Klasyka literatury fantastycznej w nowym wydaniu. "Bajki robotów" Stanisława Lema z niepowtarzalnymi ilustracjami Przemka Dębowskiego w kolekcjonerskiej edycji specjalnie ze względu na Rok Lema.
"Bajki robotów" ukazały się po raz pierwszy w 1964 roku i od tego czasu nieprzerwanie cieszą się niesłabnącą popularnością. Utrzymane w konwencji baśni, a jednocześnie umiejscowione w kosmosie, nieustannie bawią kolejne pokolenia czytelników, wciąż zachwycając swoją oryginalnością. Autor zamiast księżniczek czy czarodziejów bohaterami swoich bajek uczynił maszyny. Co ważne, maszyny te są nie tylko inteligentne, ale i obdarzone uczuciami. Podobnie jak wśród ludzi, tak i w świecie robotów Lema nie brakuje zarówno istot dobrych i wrażliwych, jak i głupich czy okrutnych.
Czytelnik poznaje więc trzech Elektrycerzy, którzy udają się na planetę, zwaną Kryonią, chcąc zawładnąć skarbem tubylców, jednak zostają oni pokonani mądrością i fortelem mędrca Baryona. Śledzi też losy króla Poleandra, który produkował maszyny cyfrowe, by prowadzić z nimi wojny, a w wyniku błędnie przesłanego komunikatu naraził się na niebezpieczeństwo ze strony elektrosmoka. Wśród bohaterów bajek Stanisława Lema pojawią się też: Palibaba-intelektryk, Królewna Elektrina oraz robot Automateusz.
"Bajki robotów" łączą w sobie baśniową konwencję z zaletami literatury science fiction. Z jednej strony bawią, z drugiej zaś dotykają poważnej tematyki i niosą ze sobą głębokie przesłanie. Mogą po nie sięgać zarówno młodsi, jak i starsi czytelnicy. Dotychczas za kultowe uchodziły ilustracje do tej pozycji stworzone przez Daniela Mroza.

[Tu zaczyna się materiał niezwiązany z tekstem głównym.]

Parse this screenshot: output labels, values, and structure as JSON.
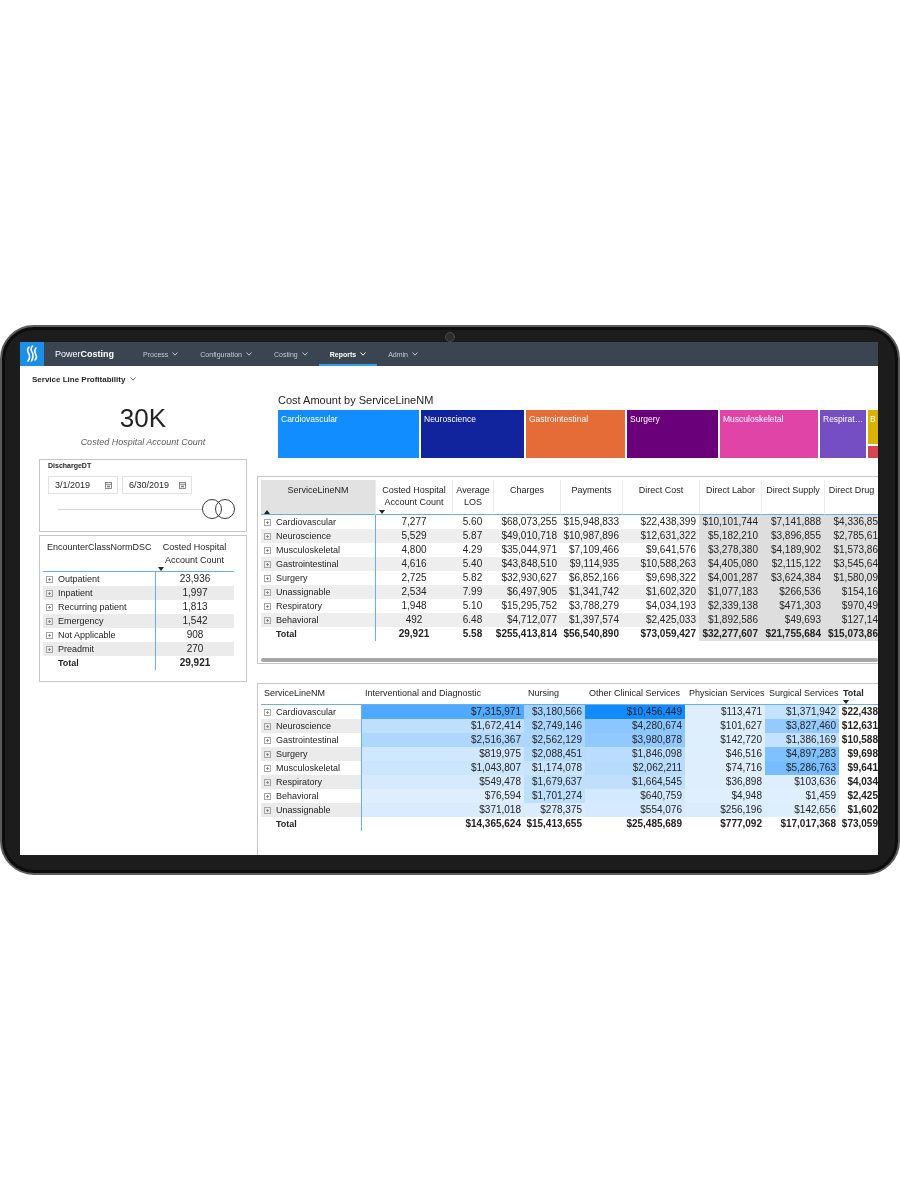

W setną rocznicę urodzin Stanisława Lema otrzymujemy nowe wydanie, w którym Przemek Dębowski, wychodząc od wizji Mroza, stara się w bajki Lema tchnąć nowego ducha, tworząc swe ilustracje cyfrowo, a jednocześnie udowadniając, że mogą być one dowcipne i interesujące.
Opinie o książce
Przemek Dębowski potrafi wnikliwie odczytać i przełożyć twórczość Stanisława Lema na formę wizualną. Zaprojektowana przez niego seria znakomitych okładek stanowi spójną, a przy tym intrygującą interpretację treści książek. Jestem wielkim wielbicielem dokonań Przemka: od czasu fenomenu Daniela Mroza jest to pierwsza, moim zdaniem, tak interesująca propozycja zobrazowania dorobku Lema.
Wojciech Zemek, sekretarz Stanisława Lema
Wizja Daniela Mroza stanowiła dla mnie punkt wyjścia. Jego pieczołowicie wyrysowane retrofuturystyczne roboty zrosły się z tekstem Lema w wyobraźni kilku pokoleń czytelników. Moje Bajki robotów duchem są z nowego millenium: powstały w całości na komputerze. Chciałem jednak udowodnić, że geometria cyfrowych ilustracji także może być dowcipna i wcale nie jest bezduszna. Mam nadzieję, że moje obrazki (i w ogóle cała książka jako przedmiot) zapadną w pamięć odbiorcom na kolejne półwiecze!
Przemek Dębowski
O autorze
Stanisław Lem to najwybitniejszy polski pisarz fantastyczny, futurolog, filozof i satyryk. Autor takich tytułów, jak "Eden", "Solaris", "Cyberiada", "Bajki robotów", "Dzienniki gwiazdowe" czy "Opowieści o pilocie Pirxie".
Przemek Dębowski to grafik i wydawca, absolwent edytorstwa na Uniwersytecie Jagiellońskim. Projektuje książki dla najważniejszych polskich wydawnictw.